Further, the transport robot 1 performs the reading of the next command only when the mode indicating that the plurality of commands are continuously executed (the flag having the continuous request) has been received from the control device 2, and the information is not received. The execution of the current command is completed, whereby the determination as to whether or not the next command should be read can be made, and in the case where it is not continuous (separate), the wasted operation is not performed.
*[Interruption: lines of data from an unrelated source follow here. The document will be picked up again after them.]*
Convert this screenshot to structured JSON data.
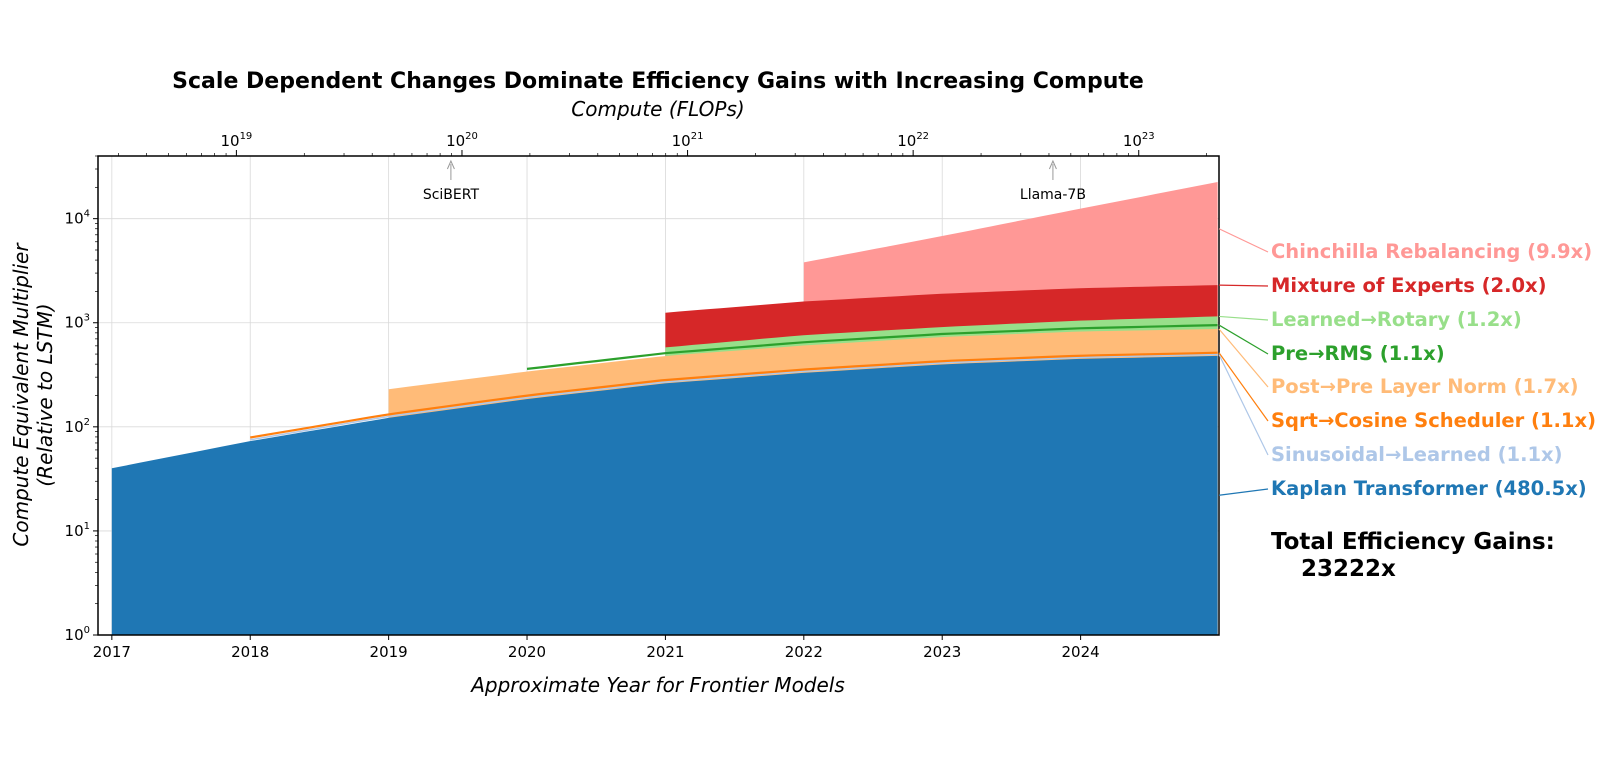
{
  "chart_data": {
    "type": "area",
    "title": "Scale Dependent Changes Dominate Efficiency Gains with Increasing Compute",
    "xlabel": "Approximate Year for Frontier Models",
    "ylabel_line1": "Compute Equivalent Multiplier",
    "ylabel_line2": "(Relative to LSTM)",
    "top_xlabel": "Compute (FLOPs)",
    "y_scale": "log",
    "ylim": [
      1,
      40000
    ],
    "xlim": [
      2016.9,
      2025.0
    ],
    "x_ticks": [
      "2017",
      "2018",
      "2019",
      "2020",
      "2021",
      "2022",
      "2023",
      "2024"
    ],
    "y_ticks": [
      {
        "base": "10",
        "exp": "0"
      },
      {
        "base": "10",
        "exp": "1"
      },
      {
        "base": "10",
        "exp": "2"
      },
      {
        "base": "10",
        "exp": "3"
      },
      {
        "base": "10",
        "exp": "4"
      }
    ],
    "top_ticks": [
      {
        "year": 2017.9,
        "base": "10",
        "exp": "19"
      },
      {
        "year": 2019.53,
        "base": "10",
        "exp": "20"
      },
      {
        "year": 2021.16,
        "base": "10",
        "exp": "21"
      },
      {
        "year": 2022.79,
        "base": "10",
        "exp": "22"
      },
      {
        "year": 2024.42,
        "base": "10",
        "exp": "23"
      }
    ],
    "grid": true,
    "annotations": [
      {
        "label": "SciBERT",
        "year": 2019.45
      },
      {
        "label": "Llama-7B",
        "year": 2023.8
      }
    ],
    "series": [
      {
        "name": "Kaplan Transformer (480.5x)",
        "color": "#1f77b4",
        "start": 2017.0,
        "style": "fill",
        "points": [
          [
            2017.0,
            40
          ],
          [
            2018.0,
            73
          ],
          [
            2019.0,
            122
          ],
          [
            2020.0,
            185
          ],
          [
            2021.0,
            262
          ],
          [
            2022.0,
            330
          ],
          [
            2023.0,
            398
          ],
          [
            2024.0,
            450
          ],
          [
            2024.99,
            480
          ]
        ]
      },
      {
        "name": "Sinusoidal→Learned (1.1x)",
        "color": "#aec7e8",
        "start": 2018.0,
        "style": "thin",
        "points": [
          [
            2018.0,
            75
          ],
          [
            2019.0,
            126
          ],
          [
            2020.0,
            192
          ],
          [
            2021.0,
            270
          ],
          [
            2022.0,
            342
          ],
          [
            2023.0,
            412
          ],
          [
            2024.0,
            465
          ],
          [
            2024.99,
            495
          ]
        ]
      },
      {
        "name": "Sqrt→Cosine Scheduler (1.1x)",
        "color": "#ff7f0e",
        "start": 2018.0,
        "style": "line",
        "points": [
          [
            2018.0,
            79
          ],
          [
            2019.0,
            132
          ],
          [
            2020.0,
            200
          ],
          [
            2021.0,
            282
          ],
          [
            2022.0,
            355
          ],
          [
            2023.0,
            428
          ],
          [
            2024.0,
            483
          ],
          [
            2024.99,
            515
          ]
        ]
      },
      {
        "name": "Post→Pre Layer Norm (1.7x)",
        "color": "#ffbb78",
        "start": 2019.0,
        "style": "fill",
        "points": [
          [
            2019.0,
            230
          ],
          [
            2020.0,
            340
          ],
          [
            2021.0,
            480
          ],
          [
            2022.0,
            605
          ],
          [
            2023.0,
            730
          ],
          [
            2024.0,
            825
          ],
          [
            2024.99,
            870
          ]
        ]
      },
      {
        "name": "Pre→RMS (1.1x)",
        "color": "#2ca02c",
        "start": 2020.0,
        "style": "line",
        "points": [
          [
            2020.0,
            360
          ],
          [
            2021.0,
            510
          ],
          [
            2022.0,
            650
          ],
          [
            2023.0,
            780
          ],
          [
            2024.0,
            885
          ],
          [
            2024.99,
            950
          ]
        ]
      },
      {
        "name": "Learned→Rotary (1.2x)",
        "color": "#98df8a",
        "start": 2021.0,
        "style": "fill",
        "points": [
          [
            2021.0,
            580
          ],
          [
            2022.0,
            760
          ],
          [
            2023.0,
            910
          ],
          [
            2024.0,
            1050
          ],
          [
            2024.99,
            1150
          ]
        ]
      },
      {
        "name": "Mixture of Experts (2.0x)",
        "color": "#d62728",
        "start": 2021.0,
        "style": "fill",
        "points": [
          [
            2021.0,
            1250
          ],
          [
            2022.0,
            1600
          ],
          [
            2023.0,
            1900
          ],
          [
            2024.0,
            2150
          ],
          [
            2024.99,
            2300
          ]
        ]
      },
      {
        "name": "Chinchilla Rebalancing (9.9x)",
        "color": "#ff9896",
        "start": 2022.0,
        "style": "fill",
        "points": [
          [
            2022.0,
            3800
          ],
          [
            2023.0,
            6800
          ],
          [
            2024.0,
            12500
          ],
          [
            2024.99,
            22500
          ]
        ]
      }
    ],
    "total_label_line1": "Total Efficiency Gains:",
    "total_label_line2": "23222x"
  }
}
On the other hand, the transport robot 1 has an overlapping function. That is, even if it is returned to the origin position and has not completely stopped, the next command can be executed. By this overlapping function, since the next command can be executed when one command ends without being completely stopped, the time required to execute the entire carrying step is shortened. For example, it can be shortened by about 6 seconds as compared with the case where the commands from the loading to the cooling unit 7 should be exchanged and stopped completely every time. That is, when the shortening caused by the decrease in the number of handshakes is shortened, it can be shortened by about 8 seconds. For example, in two furnaces, when the processing time of the robotic device tact is 44 seconds, the processing amount is 3,928 pieces/one day, and when it is shortened by 8 seconds and becomes 36 seconds, the processing amount is 4,800 pieces/one day, and the productivity is improved. .

In addition, in the above-described embodiment, the description is omitted. When the emergency stop operation is performed, the transfer robot 1 discards the execution of the current command and discards the next command. Therefore, the current and subsequent operations of the robot 1 can be stopped by the emergency stop.

1. . . Handling robot

2. . . Control device

3. . . cable

4. . . Moving in

5. . . First furnace body

6. . . Second furnace body

7. . . Cooling unit (moving unit)

Fig. 1 is a view showing a transfer robot device according to an embodiment of the present invention together with a peripheral device.

Fig. 2 is a flow chart showing the operation of the transport robot.

Fig. 3 is a flow chart showing the details of the command processing (step S3) in Fig. 2 (sub-family).

Claims (2)

A transport robot apparatus characterized by comprising: a control device; and a transport robot capable of performing processing corresponding to a command indicated by a signal exchange with the control device, and reading the next in parallel during execution of the current command The command is executed after the current command, and the transport robot performs the reading of the next command only after receiving information indicating that the plurality of commands are continuously executed from the control device. In the case of information, it only ends when the current order is executed. The handling robot apparatus of claim 1, wherein the handling robot has an overlapping function, and when the execution of the command ends, the next command is executed without stopping completely.